本文介绍了一种通过算法预测两位玩家在游戏中得分胜负的方法。玩家轮流从数组两端取数,最终得分高者获胜。文章提供了三种解决方案,包括递归方法、递归进化版以及高效的动态规划方法。
问题:
Given an array of scores that are non-negative integers. Player 1 picks one of the numbers from either end of the array followed by the player 2 and then player 1 and so on. Each time a player picks a number, that number will not be available for the next player. This continues until all the scores have been chosen. The player with the maximum score wins.
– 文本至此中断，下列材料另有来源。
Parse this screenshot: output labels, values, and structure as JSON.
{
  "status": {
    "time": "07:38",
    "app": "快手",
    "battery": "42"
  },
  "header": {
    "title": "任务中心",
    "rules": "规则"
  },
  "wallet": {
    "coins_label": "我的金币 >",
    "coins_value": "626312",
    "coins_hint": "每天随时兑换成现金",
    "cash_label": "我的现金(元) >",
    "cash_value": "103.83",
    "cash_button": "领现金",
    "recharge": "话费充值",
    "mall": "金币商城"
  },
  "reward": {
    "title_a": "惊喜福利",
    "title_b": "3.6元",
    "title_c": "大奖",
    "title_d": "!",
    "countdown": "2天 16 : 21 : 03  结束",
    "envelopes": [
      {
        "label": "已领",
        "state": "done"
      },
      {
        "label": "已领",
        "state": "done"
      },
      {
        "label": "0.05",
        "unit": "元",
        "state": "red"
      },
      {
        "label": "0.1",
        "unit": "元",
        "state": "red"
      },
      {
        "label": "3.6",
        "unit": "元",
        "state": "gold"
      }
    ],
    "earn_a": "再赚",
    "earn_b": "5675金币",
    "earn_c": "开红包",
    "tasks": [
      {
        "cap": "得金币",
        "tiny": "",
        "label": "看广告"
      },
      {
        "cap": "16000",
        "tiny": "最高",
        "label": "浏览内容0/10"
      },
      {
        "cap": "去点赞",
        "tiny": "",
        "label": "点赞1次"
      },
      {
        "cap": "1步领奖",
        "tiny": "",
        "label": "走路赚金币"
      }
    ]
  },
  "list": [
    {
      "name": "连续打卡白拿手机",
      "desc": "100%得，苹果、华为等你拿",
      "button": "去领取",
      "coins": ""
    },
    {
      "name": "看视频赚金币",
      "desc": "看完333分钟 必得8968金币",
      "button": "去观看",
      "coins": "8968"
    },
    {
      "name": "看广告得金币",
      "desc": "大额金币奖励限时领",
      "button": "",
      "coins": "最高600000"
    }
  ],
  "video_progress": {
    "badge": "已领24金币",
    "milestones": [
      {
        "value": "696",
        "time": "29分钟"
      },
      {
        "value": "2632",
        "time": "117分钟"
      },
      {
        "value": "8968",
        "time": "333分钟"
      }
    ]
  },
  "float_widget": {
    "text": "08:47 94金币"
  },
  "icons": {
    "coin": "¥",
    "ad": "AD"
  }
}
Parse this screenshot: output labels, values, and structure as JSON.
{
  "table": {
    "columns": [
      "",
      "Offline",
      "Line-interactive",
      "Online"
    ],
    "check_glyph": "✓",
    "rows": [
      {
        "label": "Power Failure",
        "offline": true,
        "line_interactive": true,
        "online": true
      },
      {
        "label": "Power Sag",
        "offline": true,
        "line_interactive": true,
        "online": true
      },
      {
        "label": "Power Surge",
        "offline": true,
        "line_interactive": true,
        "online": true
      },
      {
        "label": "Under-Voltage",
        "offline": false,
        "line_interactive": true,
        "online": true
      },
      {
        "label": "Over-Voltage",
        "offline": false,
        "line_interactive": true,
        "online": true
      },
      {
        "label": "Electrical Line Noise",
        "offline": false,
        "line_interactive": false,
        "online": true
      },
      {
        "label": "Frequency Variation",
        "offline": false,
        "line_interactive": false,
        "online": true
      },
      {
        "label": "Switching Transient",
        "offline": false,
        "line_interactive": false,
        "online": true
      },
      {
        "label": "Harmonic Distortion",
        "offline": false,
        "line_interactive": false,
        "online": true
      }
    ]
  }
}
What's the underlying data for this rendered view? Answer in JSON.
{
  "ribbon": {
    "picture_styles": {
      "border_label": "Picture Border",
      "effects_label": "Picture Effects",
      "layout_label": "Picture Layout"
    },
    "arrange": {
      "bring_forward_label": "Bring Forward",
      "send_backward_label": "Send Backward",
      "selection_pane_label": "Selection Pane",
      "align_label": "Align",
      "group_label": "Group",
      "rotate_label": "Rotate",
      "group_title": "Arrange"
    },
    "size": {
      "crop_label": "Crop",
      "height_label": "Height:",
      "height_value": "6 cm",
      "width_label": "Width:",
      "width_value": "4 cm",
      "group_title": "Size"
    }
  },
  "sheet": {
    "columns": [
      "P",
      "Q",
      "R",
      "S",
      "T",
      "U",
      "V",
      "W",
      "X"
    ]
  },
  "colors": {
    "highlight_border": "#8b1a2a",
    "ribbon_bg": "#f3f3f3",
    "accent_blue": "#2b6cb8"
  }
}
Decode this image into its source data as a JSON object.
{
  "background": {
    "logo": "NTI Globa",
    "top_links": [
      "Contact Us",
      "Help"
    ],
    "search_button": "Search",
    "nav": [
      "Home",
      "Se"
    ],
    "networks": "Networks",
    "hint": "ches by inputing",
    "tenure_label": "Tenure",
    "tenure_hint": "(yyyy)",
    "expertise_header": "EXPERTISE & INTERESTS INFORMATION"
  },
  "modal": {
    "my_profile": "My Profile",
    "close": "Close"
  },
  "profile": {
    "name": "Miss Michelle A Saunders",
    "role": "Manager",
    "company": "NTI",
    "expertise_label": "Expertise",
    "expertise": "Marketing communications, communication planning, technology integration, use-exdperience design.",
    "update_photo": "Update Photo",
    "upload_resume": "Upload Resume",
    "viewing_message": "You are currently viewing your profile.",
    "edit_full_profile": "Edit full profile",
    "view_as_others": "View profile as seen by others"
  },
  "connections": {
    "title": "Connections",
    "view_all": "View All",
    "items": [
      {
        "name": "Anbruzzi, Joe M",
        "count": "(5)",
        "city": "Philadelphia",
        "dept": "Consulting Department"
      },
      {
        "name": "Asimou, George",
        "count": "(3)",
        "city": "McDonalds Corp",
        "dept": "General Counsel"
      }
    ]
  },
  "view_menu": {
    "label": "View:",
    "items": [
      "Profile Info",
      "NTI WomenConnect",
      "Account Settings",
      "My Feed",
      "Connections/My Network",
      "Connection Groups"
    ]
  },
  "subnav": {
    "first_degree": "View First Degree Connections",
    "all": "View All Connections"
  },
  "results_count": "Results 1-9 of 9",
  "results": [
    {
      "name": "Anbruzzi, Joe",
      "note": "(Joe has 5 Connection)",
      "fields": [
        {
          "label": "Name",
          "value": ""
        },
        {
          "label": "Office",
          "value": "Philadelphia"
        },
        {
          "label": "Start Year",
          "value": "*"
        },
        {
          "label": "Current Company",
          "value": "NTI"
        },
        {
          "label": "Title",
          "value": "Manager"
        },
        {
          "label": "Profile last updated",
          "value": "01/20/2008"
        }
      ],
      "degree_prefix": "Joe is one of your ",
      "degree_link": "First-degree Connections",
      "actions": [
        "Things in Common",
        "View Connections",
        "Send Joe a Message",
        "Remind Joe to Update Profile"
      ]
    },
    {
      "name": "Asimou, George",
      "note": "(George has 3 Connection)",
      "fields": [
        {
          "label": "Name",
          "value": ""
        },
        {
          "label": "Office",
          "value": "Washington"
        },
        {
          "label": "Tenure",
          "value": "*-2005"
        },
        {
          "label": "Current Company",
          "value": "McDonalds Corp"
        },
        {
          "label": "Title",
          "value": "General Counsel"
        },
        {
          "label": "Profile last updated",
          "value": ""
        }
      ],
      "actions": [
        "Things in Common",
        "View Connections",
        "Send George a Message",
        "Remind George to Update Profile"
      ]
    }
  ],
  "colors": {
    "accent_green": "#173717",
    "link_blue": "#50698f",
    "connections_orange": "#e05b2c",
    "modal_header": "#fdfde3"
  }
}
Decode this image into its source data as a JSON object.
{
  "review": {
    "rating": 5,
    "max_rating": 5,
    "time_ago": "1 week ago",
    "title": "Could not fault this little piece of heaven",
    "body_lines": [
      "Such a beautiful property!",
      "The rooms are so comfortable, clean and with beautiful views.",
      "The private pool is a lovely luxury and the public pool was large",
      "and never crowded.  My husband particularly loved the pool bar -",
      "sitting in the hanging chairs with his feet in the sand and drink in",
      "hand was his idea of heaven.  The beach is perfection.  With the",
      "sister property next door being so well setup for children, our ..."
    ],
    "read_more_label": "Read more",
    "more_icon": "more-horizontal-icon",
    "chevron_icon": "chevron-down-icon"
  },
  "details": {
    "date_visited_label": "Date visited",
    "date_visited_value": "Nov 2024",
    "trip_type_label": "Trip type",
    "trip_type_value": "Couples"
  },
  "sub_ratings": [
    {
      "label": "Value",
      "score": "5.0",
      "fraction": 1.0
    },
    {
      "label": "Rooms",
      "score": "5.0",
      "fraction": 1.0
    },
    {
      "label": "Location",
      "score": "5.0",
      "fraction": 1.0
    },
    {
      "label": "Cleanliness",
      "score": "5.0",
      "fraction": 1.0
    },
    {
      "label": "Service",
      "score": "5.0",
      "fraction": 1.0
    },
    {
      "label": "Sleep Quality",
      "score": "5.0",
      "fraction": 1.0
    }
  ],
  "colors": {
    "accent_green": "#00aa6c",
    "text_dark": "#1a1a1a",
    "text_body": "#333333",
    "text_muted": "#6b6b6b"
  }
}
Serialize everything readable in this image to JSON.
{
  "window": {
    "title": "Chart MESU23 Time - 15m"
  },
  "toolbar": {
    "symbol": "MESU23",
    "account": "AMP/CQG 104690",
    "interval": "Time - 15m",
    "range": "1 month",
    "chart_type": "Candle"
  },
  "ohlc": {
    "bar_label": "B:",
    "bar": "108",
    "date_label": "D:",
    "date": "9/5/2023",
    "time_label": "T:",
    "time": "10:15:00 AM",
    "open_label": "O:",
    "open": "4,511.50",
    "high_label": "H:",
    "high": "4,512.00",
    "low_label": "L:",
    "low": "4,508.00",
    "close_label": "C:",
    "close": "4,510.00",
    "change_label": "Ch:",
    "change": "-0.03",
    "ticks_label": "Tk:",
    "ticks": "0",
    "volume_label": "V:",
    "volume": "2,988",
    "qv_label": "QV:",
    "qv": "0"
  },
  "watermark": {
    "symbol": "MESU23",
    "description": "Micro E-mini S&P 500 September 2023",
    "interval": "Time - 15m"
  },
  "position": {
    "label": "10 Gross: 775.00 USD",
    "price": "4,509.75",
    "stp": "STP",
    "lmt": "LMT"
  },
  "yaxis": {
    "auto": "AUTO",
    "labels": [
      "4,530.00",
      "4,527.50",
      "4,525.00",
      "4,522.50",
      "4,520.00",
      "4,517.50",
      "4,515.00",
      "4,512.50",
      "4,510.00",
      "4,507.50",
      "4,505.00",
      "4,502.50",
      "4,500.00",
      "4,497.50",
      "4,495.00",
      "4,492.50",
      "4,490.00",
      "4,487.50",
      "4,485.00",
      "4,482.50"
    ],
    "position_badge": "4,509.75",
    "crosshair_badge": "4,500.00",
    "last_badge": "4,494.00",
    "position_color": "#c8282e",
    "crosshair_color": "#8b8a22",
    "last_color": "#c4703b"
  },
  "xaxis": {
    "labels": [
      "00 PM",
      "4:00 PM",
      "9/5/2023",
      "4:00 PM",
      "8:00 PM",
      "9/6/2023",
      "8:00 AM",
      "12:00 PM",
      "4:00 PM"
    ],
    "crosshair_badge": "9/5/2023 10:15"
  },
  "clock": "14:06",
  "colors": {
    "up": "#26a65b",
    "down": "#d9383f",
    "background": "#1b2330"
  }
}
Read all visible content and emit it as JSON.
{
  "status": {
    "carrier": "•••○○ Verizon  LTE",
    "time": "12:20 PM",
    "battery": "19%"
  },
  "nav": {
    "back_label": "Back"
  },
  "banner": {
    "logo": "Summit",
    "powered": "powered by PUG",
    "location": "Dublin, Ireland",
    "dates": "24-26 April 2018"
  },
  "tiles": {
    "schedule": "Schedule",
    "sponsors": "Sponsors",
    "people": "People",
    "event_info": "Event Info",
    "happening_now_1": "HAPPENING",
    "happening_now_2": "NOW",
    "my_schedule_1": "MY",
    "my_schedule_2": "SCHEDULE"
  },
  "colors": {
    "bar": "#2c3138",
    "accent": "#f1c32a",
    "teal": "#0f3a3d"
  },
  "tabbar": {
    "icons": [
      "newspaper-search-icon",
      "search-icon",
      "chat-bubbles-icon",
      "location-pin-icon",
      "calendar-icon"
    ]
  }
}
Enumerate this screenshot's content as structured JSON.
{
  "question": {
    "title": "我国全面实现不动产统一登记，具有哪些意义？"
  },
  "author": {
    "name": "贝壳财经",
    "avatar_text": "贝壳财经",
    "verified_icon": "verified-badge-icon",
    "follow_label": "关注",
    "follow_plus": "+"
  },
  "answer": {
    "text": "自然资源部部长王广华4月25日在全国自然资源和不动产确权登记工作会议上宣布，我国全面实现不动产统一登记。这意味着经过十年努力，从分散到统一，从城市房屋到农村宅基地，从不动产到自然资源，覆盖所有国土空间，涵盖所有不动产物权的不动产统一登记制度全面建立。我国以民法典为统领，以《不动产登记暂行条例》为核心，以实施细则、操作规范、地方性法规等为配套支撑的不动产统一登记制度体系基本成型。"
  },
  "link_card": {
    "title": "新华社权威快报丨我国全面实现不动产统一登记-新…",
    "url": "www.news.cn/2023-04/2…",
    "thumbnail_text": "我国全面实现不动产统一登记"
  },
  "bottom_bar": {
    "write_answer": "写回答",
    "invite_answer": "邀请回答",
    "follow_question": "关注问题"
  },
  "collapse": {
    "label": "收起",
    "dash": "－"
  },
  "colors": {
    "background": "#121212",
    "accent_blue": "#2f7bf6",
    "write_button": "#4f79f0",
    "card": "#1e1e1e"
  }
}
Given an array of scores, predict whether player 1 is the winner. You can assume each player plays to maximize his score.
Example 1:
Input: [1, 5, 2] Output: False Explanation: Initially, player 1 can choose between 1 and 2. If he chooses 2 (or 1), then player 2 can choose from 1 (or 2) and 5. If player 2 chooses 5, then player 1 will be left with 1 (or 2). So, final score of player 1 is 1 + 2 = 3, and player 2 is 5. Hence, player 1 will never be the winner and you need to return False.
Example 2:
Input: [1, 5, 233, 7] Output: True Explanation: Player 1 first chooses 1. Then player 2 have to choose between 5 and 7. No matter which number player 2 choose, player 1 can choose 233. Finally, player 1 has more score (234) than player 2 (12), so you need to return True representing player1 can win.
Note:
- 1 <= length of the array <= 20.
- Any scores in the given array are non-negative integers and will not exceed 10,000,000.
- If the scores of both players are equal, then player 1 is still the winner.
解决:
【题意】给定一个正整数数组,选手1从数组的头部或者尾部选择一个数,选手2从剩下部分的头部或尾部选择一个数,循环往复,直到该数组中的数都被取完。判断选手1取的数的和值是否大于选手2.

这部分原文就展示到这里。